The real strength of a musician is in the idiosyncrasies and quirks that he/she teases out of the music. McKeown's preoccupation with fairy stories and Irish mythology is no band aid she's grasped in an effort to stand out from the crowd.

But her imaginative energies have long fuelled her writing, whether for public or private consumption. "I've always loved reading old fairy stories and legends," she agrees, clearly uninhibited by more recent commercial attempts to cajole so-called Celtic music into bite-sized chunks digestible by daytime radio.

"I loved reading old Irish texts and literature. My degree is in English and Philosophy, but I was always especially interested in Anglo-Irish literature, so I think when I went to New York it just became more pronounced."

Mckeown's most recent album harnessed the claustrophobia of Emily Dickinson's poetry to spectacular effect, when she set the classic 'Because I Could Not Stop for Death' to music, sharing vocals with Natalie Merchant, former lead singer with 10,000 Maniacs.

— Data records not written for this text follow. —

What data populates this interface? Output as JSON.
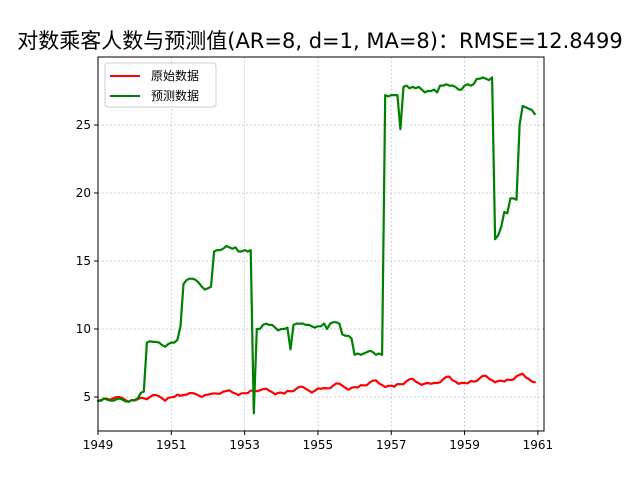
{
  "chart_data": {
    "type": "line",
    "title": "对数乘客人数与预测值(AR=8, d=1, MA=8)：RMSE=12.8499",
    "xlabel": "",
    "ylabel": "",
    "x_range": [
      "1949-01",
      "1961-03"
    ],
    "ylim": [
      2.5,
      30.0
    ],
    "x_ticks": [
      "1949",
      "1951",
      "1953",
      "1955",
      "1957",
      "1959",
      "1961"
    ],
    "y_ticks": [
      5,
      10,
      15,
      20,
      25
    ],
    "grid": true,
    "legend_position": "upper left",
    "x": [
      "1949-01",
      "1949-02",
      "1949-03",
      "1949-04",
      "1949-05",
      "1949-06",
      "1949-07",
      "1949-08",
      "1949-09",
      "1949-10",
      "1949-11",
      "1949-12",
      "1950-01",
      "1950-02",
      "1950-03",
      "1950-04",
      "1950-05",
      "1950-06",
      "1950-07",
      "1950-08",
      "1950-09",
      "1950-10",
      "1950-11",
      "1950-12",
      "1951-01",
      "1951-02",
      "1951-03",
      "1951-04",
      "1951-05",
      "1951-06",
      "1951-07",
      "1951-08",
      "1951-09",
      "1951-10",
      "1951-11",
      "1951-12",
      "1952-01",
      "1952-02",
      "1952-03",
      "1952-04",
      "1952-05",
      "1952-06",
      "1952-07",
      "1952-08",
      "1952-09",
      "1952-10",
      "1952-11",
      "1952-12",
      "1953-01",
      "1953-02",
      "1953-03",
      "1953-04",
      "1953-05",
      "1953-06",
      "1953-07",
      "1953-08",
      "1953-09",
      "1953-10",
      "1953-11",
      "1953-12",
      "1954-01",
      "1954-02",
      "1954-03",
      "1954-04",
      "1954-05",
      "1954-06",
      "1954-07",
      "1954-08",
      "1954-09",
      "1954-10",
      "1954-11",
      "1954-12",
      "1955-01",
      "1955-02",
      "1955-03",
      "1955-04",
      "1955-05",
      "1955-06",
      "1955-07",
      "1955-08",
      "1955-09",
      "1955-10",
      "1955-11",
      "1955-12",
      "1956-01",
      "1956-02",
      "1956-03",
      "1956-04",
      "1956-05",
      "1956-06",
      "1956-07",
      "1956-08",
      "1956-09",
      "1956-10",
      "1956-11",
      "1956-12",
      "1957-01",
      "1957-02",
      "1957-03",
      "1957-04",
      "1957-05",
      "1957-06",
      "1957-07",
      "1957-08",
      "1957-09",
      "1957-10",
      "1957-11",
      "1957-12",
      "1958-01",
      "1958-02",
      "1958-03",
      "1958-04",
      "1958-05",
      "1958-06",
      "1958-07",
      "1958-08",
      "1958-09",
      "1958-10",
      "1958-11",
      "1958-12",
      "1959-01",
      "1959-02",
      "1959-03",
      "1959-04",
      "1959-05",
      "1959-06",
      "1959-07",
      "1959-08",
      "1959-09",
      "1959-10",
      "1959-11",
      "1959-12",
      "1960-01",
      "1960-02",
      "1960-03",
      "1960-04",
      "1960-05",
      "1960-06",
      "1960-07",
      "1960-08",
      "1960-09",
      "1960-10",
      "1960-11",
      "1960-12"
    ],
    "series": [
      {
        "name": "原始数据",
        "color": "#ff0000",
        "values": [
          4.72,
          4.77,
          4.88,
          4.86,
          4.8,
          4.91,
          4.99,
          4.99,
          4.91,
          4.78,
          4.64,
          4.77,
          4.74,
          4.84,
          4.95,
          4.91,
          4.83,
          5.0,
          5.14,
          5.14,
          5.06,
          4.89,
          4.73,
          4.94,
          4.98,
          5.01,
          5.18,
          5.09,
          5.15,
          5.18,
          5.29,
          5.29,
          5.21,
          5.11,
          5.0,
          5.14,
          5.18,
          5.23,
          5.27,
          5.24,
          5.25,
          5.39,
          5.44,
          5.49,
          5.34,
          5.25,
          5.15,
          5.27,
          5.28,
          5.28,
          5.46,
          5.46,
          5.43,
          5.49,
          5.58,
          5.61,
          5.47,
          5.35,
          5.19,
          5.3,
          5.32,
          5.24,
          5.45,
          5.42,
          5.44,
          5.62,
          5.76,
          5.75,
          5.6,
          5.47,
          5.32,
          5.46,
          5.63,
          5.6,
          5.66,
          5.64,
          5.65,
          5.84,
          6.0,
          5.98,
          5.82,
          5.68,
          5.53,
          5.68,
          5.73,
          5.7,
          5.87,
          5.85,
          5.87,
          6.08,
          6.2,
          6.22,
          6.0,
          5.88,
          5.73,
          5.82,
          5.83,
          5.76,
          5.95,
          5.94,
          5.95,
          6.16,
          6.31,
          6.33,
          6.14,
          6.01,
          5.89,
          5.99,
          6.03,
          5.97,
          6.04,
          6.03,
          6.08,
          6.3,
          6.48,
          6.5,
          6.23,
          6.13,
          5.97,
          6.04,
          6.03,
          6.0,
          6.18,
          6.13,
          6.18,
          6.39,
          6.56,
          6.55,
          6.35,
          6.23,
          6.08,
          6.18,
          6.2,
          6.13,
          6.28,
          6.24,
          6.29,
          6.52,
          6.63,
          6.71,
          6.45,
          6.32,
          6.14,
          6.09
        ]
      },
      {
        "name": "预测数据",
        "color": "#008000",
        "values": [
          4.72,
          4.72,
          4.9,
          4.8,
          4.74,
          4.73,
          4.82,
          4.9,
          4.8,
          4.68,
          4.66,
          4.76,
          4.78,
          4.9,
          5.3,
          5.4,
          9.0,
          9.1,
          9.05,
          9.05,
          9.0,
          8.8,
          8.7,
          8.9,
          9.0,
          9.0,
          9.2,
          10.2,
          13.3,
          13.6,
          13.7,
          13.7,
          13.6,
          13.4,
          13.1,
          12.9,
          13.0,
          13.1,
          15.7,
          15.8,
          15.8,
          15.9,
          16.1,
          16.0,
          15.9,
          16.0,
          15.7,
          15.7,
          15.8,
          15.7,
          15.8,
          3.8,
          10.0,
          10.0,
          10.3,
          10.4,
          10.3,
          10.3,
          10.1,
          9.9,
          10.0,
          10.0,
          10.1,
          8.5,
          10.3,
          10.4,
          10.4,
          10.4,
          10.3,
          10.3,
          10.2,
          10.1,
          10.2,
          10.2,
          10.4,
          10.0,
          10.4,
          10.5,
          10.5,
          10.4,
          9.6,
          9.5,
          9.5,
          9.3,
          8.1,
          8.2,
          8.1,
          8.2,
          8.3,
          8.4,
          8.3,
          8.1,
          8.2,
          8.1,
          27.2,
          27.1,
          27.2,
          27.2,
          27.2,
          24.7,
          27.8,
          27.9,
          27.7,
          27.8,
          27.7,
          27.8,
          27.6,
          27.4,
          27.5,
          27.5,
          27.6,
          27.4,
          27.9,
          27.9,
          28.0,
          27.9,
          27.9,
          27.8,
          27.6,
          27.6,
          27.9,
          28.0,
          27.9,
          28.0,
          28.4,
          28.4,
          28.5,
          28.4,
          28.3,
          28.5,
          16.6,
          16.9,
          17.5,
          18.6,
          18.5,
          19.6,
          19.6,
          19.5,
          25.0,
          26.4,
          26.3,
          26.2,
          26.1,
          25.8
        ]
      }
    ]
  }
}
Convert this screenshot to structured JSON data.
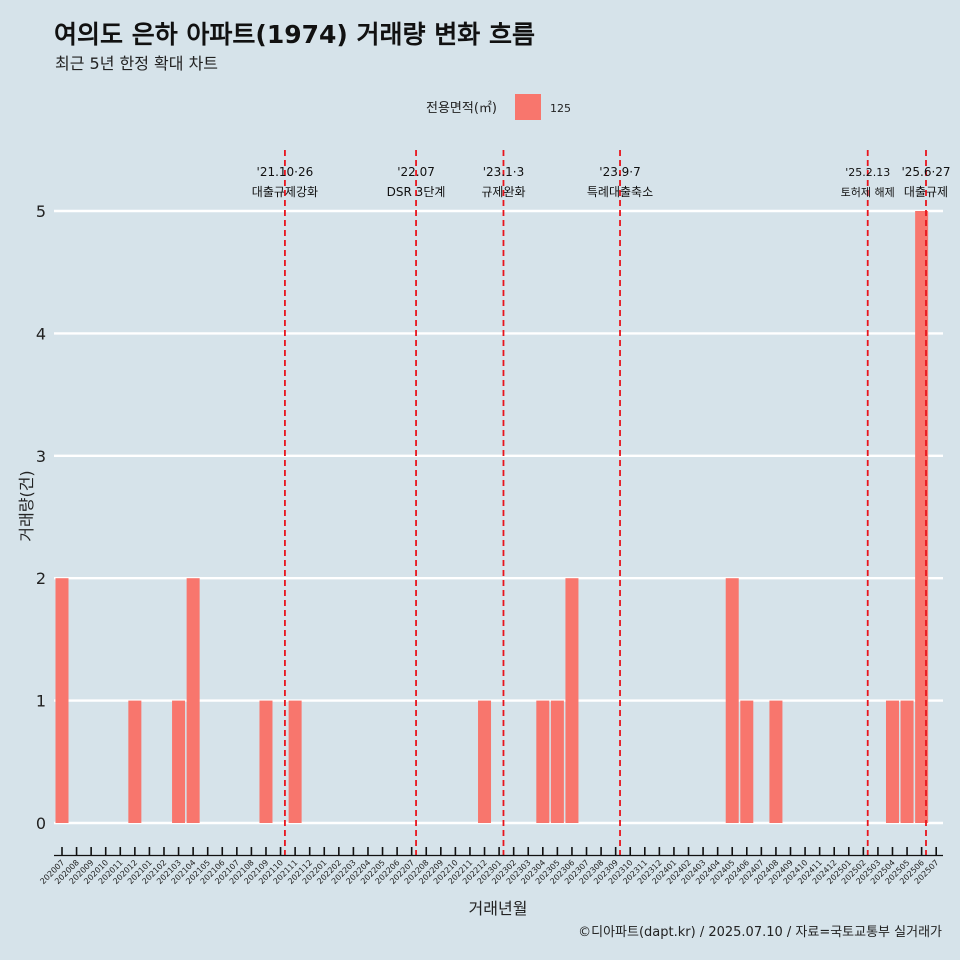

"A lot of people don't know who she is," McKeown says. "We started having competitions at the gigs, asking people to guess who wrote that poem. We'd sing the song and people might suggest Jimi Hendrix or Joni Mitchell, or Allen Ginsberg. Or T.S. Eliot or Robert Frost, which weren't bad guesses. But, for me, a song must work as a good poem before I feel confident that it will work well as a song - though at times there are pieces that refuse to be a song, so you have to find a rhythm that'll lend itself to musically expressing those words."

With three more gigs remaining on the current tour, her first baby due in November and the US launch of her album, Prophesy, early next year, McKeown has no plans to slow her pace in the near future.

"I've always been inclined to look for the 'next thing' as soon as I'm finished a project," she says. "There's so much going on in life that I've always been interested in following a lot of avenues, often at the same time. It keeps me on my toes!"

Susan McKeown is performing tomorrow night in Furey's/Sheela-na-gig pub in Sligo; on Tuesday in Campbell's Tavern, Headford; and on Thursday in The Lobby in Cork for the Cork Folk Festival. Prophesy is released on Sheela-na-gig.